Dadurch ist die Haut entsprechend schlechter gepflegt und geschützt. Zudem wird sie durch Heizungsluft stärker ausgetrocknet, auch die kalte Winterluft ist sehr trocken. Deshalb müssen Sie im Winter selbst nachhelfen.

Vor allem die Hautpartien, die der Kälte direkt ausgesetzt sind, also Gesicht und Hände, sollten mit einer fetthaltigen Creme gepflegt werden. Insbesondere die empfindliche Haut der Lippen braucht besonderen Schutz.

Für Wintersportler gibt es spezielle Kälteschutzsalben, die überhaupt kein Wasser enthalten. Sie müssen allerdings wieder entfernt werden, wenn man nach drinnen geht.

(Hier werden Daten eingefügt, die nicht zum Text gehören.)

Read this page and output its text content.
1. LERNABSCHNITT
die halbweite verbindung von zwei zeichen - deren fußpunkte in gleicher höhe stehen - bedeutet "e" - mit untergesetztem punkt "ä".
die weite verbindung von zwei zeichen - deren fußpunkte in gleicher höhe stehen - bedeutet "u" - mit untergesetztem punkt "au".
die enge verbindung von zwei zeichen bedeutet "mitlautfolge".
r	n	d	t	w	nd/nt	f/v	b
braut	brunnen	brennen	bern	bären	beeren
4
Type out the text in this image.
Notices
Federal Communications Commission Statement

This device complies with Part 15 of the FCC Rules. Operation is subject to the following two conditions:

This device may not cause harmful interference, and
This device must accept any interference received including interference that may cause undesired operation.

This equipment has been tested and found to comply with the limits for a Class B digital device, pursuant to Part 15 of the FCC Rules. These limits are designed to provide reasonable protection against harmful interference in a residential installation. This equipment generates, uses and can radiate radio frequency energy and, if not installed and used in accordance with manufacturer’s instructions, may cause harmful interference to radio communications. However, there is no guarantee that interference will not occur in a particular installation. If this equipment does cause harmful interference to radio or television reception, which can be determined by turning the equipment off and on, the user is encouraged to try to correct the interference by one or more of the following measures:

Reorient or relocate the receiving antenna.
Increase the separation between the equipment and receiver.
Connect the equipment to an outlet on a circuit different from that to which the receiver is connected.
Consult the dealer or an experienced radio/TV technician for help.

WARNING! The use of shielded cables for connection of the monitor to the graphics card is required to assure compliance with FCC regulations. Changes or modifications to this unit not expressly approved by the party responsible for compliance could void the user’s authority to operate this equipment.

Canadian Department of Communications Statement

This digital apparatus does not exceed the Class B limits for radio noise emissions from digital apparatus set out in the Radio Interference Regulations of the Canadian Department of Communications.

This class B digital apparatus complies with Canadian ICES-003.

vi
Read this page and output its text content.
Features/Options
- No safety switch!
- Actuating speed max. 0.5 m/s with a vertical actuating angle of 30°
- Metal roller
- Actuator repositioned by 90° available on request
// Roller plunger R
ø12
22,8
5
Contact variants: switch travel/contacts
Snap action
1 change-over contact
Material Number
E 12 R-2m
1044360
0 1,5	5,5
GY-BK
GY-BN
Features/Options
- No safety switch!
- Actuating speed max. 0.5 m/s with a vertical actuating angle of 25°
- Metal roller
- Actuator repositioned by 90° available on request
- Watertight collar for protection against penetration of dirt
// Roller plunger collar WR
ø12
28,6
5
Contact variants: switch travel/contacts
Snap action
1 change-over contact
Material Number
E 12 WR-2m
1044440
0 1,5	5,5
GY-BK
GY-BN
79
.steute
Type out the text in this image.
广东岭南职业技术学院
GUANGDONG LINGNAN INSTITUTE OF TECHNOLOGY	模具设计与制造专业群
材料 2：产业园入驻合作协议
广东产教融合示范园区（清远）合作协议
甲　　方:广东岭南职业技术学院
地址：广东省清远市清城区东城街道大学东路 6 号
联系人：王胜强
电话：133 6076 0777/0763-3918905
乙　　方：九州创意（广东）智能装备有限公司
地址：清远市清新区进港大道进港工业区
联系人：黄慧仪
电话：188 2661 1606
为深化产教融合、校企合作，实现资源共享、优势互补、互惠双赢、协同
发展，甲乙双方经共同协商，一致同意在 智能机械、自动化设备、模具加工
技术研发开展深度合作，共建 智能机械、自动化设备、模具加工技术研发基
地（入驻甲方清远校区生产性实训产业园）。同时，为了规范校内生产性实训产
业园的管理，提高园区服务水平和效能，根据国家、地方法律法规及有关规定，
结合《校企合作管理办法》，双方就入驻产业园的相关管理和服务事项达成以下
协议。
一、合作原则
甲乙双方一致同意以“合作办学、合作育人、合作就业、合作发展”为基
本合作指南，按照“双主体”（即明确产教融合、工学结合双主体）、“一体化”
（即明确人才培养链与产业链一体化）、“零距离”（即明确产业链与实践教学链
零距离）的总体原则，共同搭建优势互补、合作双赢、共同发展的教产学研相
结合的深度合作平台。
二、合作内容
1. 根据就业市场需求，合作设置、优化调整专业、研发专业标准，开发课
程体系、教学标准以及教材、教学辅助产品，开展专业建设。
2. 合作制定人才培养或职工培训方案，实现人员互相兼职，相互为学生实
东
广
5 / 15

Langes Duschen oder Baden, insbesondere bei hohen Temperaturen, trocknet die Haut aus. Vermeiden Sie dies möglichst und verwenden Sie rückfettende Pflegeprodukte, um die Haut nicht zu sehr zu strapazieren.

Stark gegen Kälte

Härten Sie sich rechtzeitig ab, um mit dem Winter fertig zu werden. Gehen Sie regelmäßig nach draußen - gut eingepackt natürlich.

Sauna und Wechselbäder bzw. Wechselduschen machen den Körper fit für die ständigen Temperaturwechsel. Wechselwarme Fußbäder (ca. 1 Minute warm, 5 Sekunden kalt; manchmal werden auch 3 Minuten warm und 30 Sekunden kalt empfohlen) können kalten Füßen vorbeugen.

Damit Sie der Eiseskälte gewachsen sind, im Folgenden ein paar Tipps:

  • Trinken Sie immer ausreichend. So bleibt Ihr Blut dünnflüssig und kann auch die entlegenen Körperregionen gut versorgen. Außerdem wird die Haut von innen mit Feuchtigkeit versorgt. Warme Kräutertees bieten sich jetzt an.
  • Alkohol ist zwar ein beliebtes, aber kein gutes Getränk gegen die Kälte. Er weitet die Blutgefäße, sodass der Körper noch mehr Wärme verliert, und er beeinträchtigt das Kälteempfinden: Man kühlt aus, ohne es zu merken.
  • Tragen Sie im Winter immer ausreichend warmes Schuhwerk. Achten Sie auf eine ausreichend dicke Sohle, um die Kälte von unten abzuhalten.
  • Kaufen Sie Winterschuhe bzw. Stiefel lieber etwas zu groß, damit Sie ein Luftpolster haben und auch dicke Socken oder eine wärmende Einlegesohle tragen können.
  • Für Wintersportler gibt es im Fachhandel spezielle Fußwärmer. Taschenwärmer helfen gegen kalte Finger.
  • Rauchen beeinträchtigt die Durchblutung von Händen und Füßen.
  • Scharfe Gewürze (Ingwer, Pfeffer, Chili) fördern die Durchblutung und wärmen von innen.